Williams felt that it is only once you have learnt the fundamentals of chemistry at school and in undergraduate degrees, that real creativity is possible. This could be seen as in contrast to our aim to encourage creative thinking in maths from the very earliest ages. Perhaps this is core difference between the subjects of maths and chemistry - there are a lot more costs and dangers associated with doing chemistry than playing with maths. "Too much creativity [in reasearch] and you could waste a lot of time and effort," says Williams. "So it's the combination that is key: thinking of a new direction or interesting area to explore that has a reasonable likelihood of being successful." Also, due to the real physical dangers of some chemical reactions, it's not appropriate to just let students follow their own ideas without proper supervision. "I respect and appreciate a student’s thoughtfulness and creativity but given that they are students, they still need guidance. In particular in chemistry, going off being creative without having the appropriate experience or without having consulted one's supervisor, can be really dangerous to be honest."

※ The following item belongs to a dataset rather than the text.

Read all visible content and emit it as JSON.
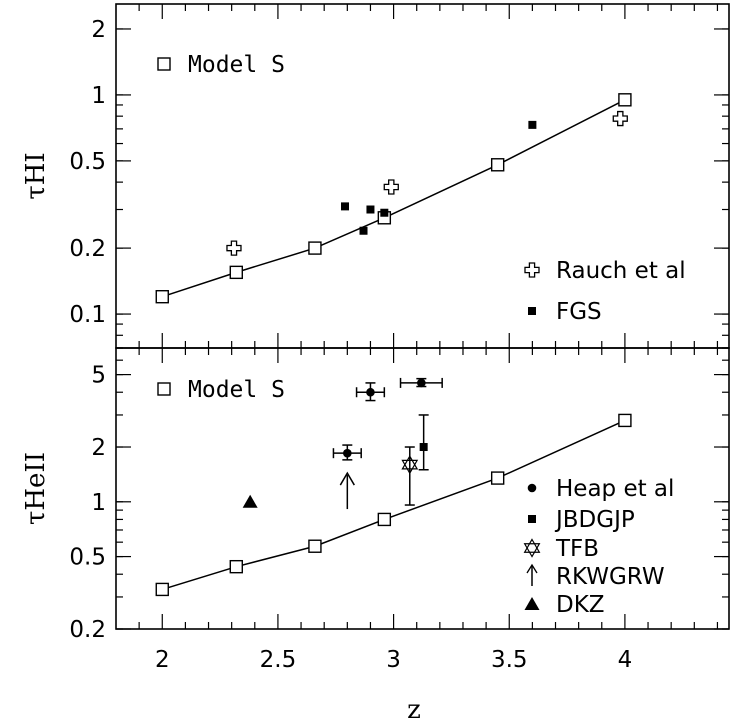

Collaboration and interaction
The final theme that really emerged from these researchers was the importance of interaction and collaboration in allowing for creativity in research. Williams said the process of attending conferences, listening to seminars and staying in touch with new research stimulates collaboration with people that might lead off into unexpected directions. Allanach too said that creativity often comes from interacting with others.
So what role do you think creativity has in learning and researching maths, both as an academic but also as a student? What have been your favourite experiences of mathematical creativity?